Speech systems move toward richer dialogue, controllable voices, and stronger robustness

Today’s digest spans full-duplex spoken dialogue, multi-speaker scene generation, controllable TTS, and improved ASR representations. The papers focus on making speech systems more natural, more editable, and more reliable in noisy or complex settings.

ScenA teaser illustrating multi-speaker conversational scenes synthesized from natural language prompts and reference voices with overlapping speech, paralinguistic events, and ambient sound. From ScenA.

SpeechLLMs & Spoken Dialogue

Full-Duplex Spoken Dialogue Survey

A Survey of Full-Duplex Spoken Dialogue Systems: Architectural Hierarchy, Interaction Ontology, and Decision State Machine

This paper surveys full-duplex spoken dialogue systems with a new framework that clarifies their architectural hierarchy, interaction types, and state behaviors. It audits systems and data to reveal gaps and outlines future research directions in full-duplex conversation.

ScenA

Reference-Driven Multi-Speaker Audio Scene Generation from In-the-Wild Priors

ScenA generates natural multi-speaker audio scenes from reference voices and free-form prompts without turn-based tags. It uses a high-noise training scheme ensuring speaker assignment via text, enabling rich overlapping dialogue, ambient sound, and paralinguistic events from real-world audio.

TTS & Voice Synthesis

FineCombo-TTS

FineCombo-TTS: Collaborative and Precise Controllable Speech Synthesis Using Text Descriptions and Reference Speech

FineCombo-TTS uniquely combines reference speech and text descriptions for precise, flexible control of speech synthesis, jointly modeling timbre, prosody, and emotion. It learns a unified acoustic embedding and uses a text-guided flow model to edit speech attributes based on relative changes from a reference.

Phoneme Addition Transfer

Exploring Pre-training Benefits on Phoneme Addition through Fine-tuning in Speech Synthesis

This paper studies how pre-training impacts adding new phonemes during fine-tuning in text-to-speech. Using a synthetic phoneme-controlled setup and real cross-lingual transfer, it shows pre-training mainly boosts naturalness but offers limited help for learning new phonemes.

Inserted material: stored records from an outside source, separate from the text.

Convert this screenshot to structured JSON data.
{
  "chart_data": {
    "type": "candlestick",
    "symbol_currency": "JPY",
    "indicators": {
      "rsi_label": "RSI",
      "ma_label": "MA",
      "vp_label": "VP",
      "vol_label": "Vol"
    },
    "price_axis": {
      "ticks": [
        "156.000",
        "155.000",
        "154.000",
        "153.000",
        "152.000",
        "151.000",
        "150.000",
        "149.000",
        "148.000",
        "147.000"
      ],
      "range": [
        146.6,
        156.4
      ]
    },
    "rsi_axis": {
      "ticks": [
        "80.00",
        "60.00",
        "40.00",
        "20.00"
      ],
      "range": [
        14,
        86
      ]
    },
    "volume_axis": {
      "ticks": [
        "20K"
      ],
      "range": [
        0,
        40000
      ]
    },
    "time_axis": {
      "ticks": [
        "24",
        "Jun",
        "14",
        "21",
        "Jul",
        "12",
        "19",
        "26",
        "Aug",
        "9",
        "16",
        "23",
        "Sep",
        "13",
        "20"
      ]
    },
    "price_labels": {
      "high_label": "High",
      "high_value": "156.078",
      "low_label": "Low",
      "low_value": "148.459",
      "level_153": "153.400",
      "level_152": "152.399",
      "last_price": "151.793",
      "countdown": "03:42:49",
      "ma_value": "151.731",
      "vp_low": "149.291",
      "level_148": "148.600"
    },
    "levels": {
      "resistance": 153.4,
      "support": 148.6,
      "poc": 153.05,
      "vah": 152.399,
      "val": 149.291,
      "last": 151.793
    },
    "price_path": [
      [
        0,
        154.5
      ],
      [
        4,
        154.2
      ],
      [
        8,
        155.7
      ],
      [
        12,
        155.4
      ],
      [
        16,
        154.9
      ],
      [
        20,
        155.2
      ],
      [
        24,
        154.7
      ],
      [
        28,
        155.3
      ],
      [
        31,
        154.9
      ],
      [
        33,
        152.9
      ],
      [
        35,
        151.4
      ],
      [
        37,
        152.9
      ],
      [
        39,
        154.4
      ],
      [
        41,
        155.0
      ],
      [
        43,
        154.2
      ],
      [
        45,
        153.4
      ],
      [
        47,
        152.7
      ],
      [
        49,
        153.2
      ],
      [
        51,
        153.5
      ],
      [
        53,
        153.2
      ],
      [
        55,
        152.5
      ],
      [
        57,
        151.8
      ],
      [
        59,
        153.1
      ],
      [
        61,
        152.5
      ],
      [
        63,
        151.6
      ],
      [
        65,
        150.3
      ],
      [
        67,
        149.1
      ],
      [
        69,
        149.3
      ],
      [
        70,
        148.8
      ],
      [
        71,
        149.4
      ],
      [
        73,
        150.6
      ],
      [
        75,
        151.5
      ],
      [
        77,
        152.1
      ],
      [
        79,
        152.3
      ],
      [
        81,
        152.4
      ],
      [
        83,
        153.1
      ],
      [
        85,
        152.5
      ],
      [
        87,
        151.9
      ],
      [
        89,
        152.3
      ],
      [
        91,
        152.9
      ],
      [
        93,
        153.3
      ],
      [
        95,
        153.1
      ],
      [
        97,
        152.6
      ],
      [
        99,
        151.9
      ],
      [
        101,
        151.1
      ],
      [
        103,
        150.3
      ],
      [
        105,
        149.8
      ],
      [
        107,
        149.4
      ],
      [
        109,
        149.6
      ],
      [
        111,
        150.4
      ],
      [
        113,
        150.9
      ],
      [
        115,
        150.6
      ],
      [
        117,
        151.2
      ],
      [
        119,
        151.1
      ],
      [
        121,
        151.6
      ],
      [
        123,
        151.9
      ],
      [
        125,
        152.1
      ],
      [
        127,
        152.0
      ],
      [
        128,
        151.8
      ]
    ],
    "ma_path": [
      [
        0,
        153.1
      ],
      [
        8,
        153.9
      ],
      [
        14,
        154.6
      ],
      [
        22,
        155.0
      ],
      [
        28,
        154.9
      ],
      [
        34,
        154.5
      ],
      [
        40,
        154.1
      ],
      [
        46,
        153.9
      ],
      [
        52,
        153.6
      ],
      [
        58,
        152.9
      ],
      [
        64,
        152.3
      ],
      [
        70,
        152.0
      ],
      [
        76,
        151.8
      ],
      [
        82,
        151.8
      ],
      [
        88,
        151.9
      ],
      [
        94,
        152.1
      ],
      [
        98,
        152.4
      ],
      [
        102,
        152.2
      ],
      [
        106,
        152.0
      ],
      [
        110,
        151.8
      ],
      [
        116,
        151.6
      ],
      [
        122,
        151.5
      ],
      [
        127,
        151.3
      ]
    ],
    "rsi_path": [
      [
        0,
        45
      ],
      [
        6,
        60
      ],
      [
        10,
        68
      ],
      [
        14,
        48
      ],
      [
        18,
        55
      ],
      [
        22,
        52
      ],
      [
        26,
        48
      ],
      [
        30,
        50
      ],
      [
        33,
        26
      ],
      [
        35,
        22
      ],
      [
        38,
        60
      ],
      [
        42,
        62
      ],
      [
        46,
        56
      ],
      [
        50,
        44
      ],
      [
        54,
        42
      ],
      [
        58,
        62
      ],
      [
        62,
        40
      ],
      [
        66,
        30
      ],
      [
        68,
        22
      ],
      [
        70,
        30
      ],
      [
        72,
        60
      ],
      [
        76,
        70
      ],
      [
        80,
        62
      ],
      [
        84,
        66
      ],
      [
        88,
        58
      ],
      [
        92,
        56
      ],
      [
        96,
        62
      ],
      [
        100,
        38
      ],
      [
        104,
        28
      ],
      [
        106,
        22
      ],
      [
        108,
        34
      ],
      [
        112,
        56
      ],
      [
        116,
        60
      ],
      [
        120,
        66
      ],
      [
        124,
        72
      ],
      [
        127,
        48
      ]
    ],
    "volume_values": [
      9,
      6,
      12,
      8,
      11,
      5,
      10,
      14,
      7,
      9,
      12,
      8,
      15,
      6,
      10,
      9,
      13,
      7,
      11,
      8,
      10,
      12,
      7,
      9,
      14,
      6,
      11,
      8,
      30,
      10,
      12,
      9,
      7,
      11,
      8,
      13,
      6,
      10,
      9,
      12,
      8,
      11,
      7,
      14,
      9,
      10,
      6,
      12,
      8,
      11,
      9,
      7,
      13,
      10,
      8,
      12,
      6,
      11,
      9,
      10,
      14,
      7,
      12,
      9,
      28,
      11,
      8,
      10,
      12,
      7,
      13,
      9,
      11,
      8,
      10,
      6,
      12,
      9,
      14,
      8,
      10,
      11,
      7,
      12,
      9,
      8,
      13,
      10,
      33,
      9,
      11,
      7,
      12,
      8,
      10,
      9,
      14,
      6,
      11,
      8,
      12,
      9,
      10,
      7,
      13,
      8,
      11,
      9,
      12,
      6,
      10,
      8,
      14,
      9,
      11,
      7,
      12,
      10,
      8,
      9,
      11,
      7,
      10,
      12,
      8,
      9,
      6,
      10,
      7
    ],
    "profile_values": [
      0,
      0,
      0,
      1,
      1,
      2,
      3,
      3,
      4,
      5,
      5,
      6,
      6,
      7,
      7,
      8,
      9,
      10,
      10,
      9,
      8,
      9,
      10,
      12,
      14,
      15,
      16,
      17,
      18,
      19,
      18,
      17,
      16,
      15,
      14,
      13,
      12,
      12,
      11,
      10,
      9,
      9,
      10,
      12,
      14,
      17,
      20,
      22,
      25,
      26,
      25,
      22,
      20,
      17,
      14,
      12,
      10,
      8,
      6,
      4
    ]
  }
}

ASR & Speech Representation

DASH

DASH: Dual-View Self-Distillation with Multi-Layer Hidden Representations for Robust Speech Recognition

DASH is a self-distillation framework for robust speech recognition that aligns prototype assignment distributions from multiple encoder layers between clean and noisy views. This approach stabilizes training and learns noise-invariant representations, improving robustness without sacrificing clean accuracy.

S-JEPA

S-JEPA : Soft Clustering Anchors for Self-Supervised Speech Representation Learning

S-JEPA uses soft Gaussian Mixture Model posteriors for self-supervised speech representation learning, avoiding hard cluster assignments and offline re-clustering. It continuously updates clusters online, preserving acoustic ambiguity and improving efficiency and performance on speech recognition and emotion tasks.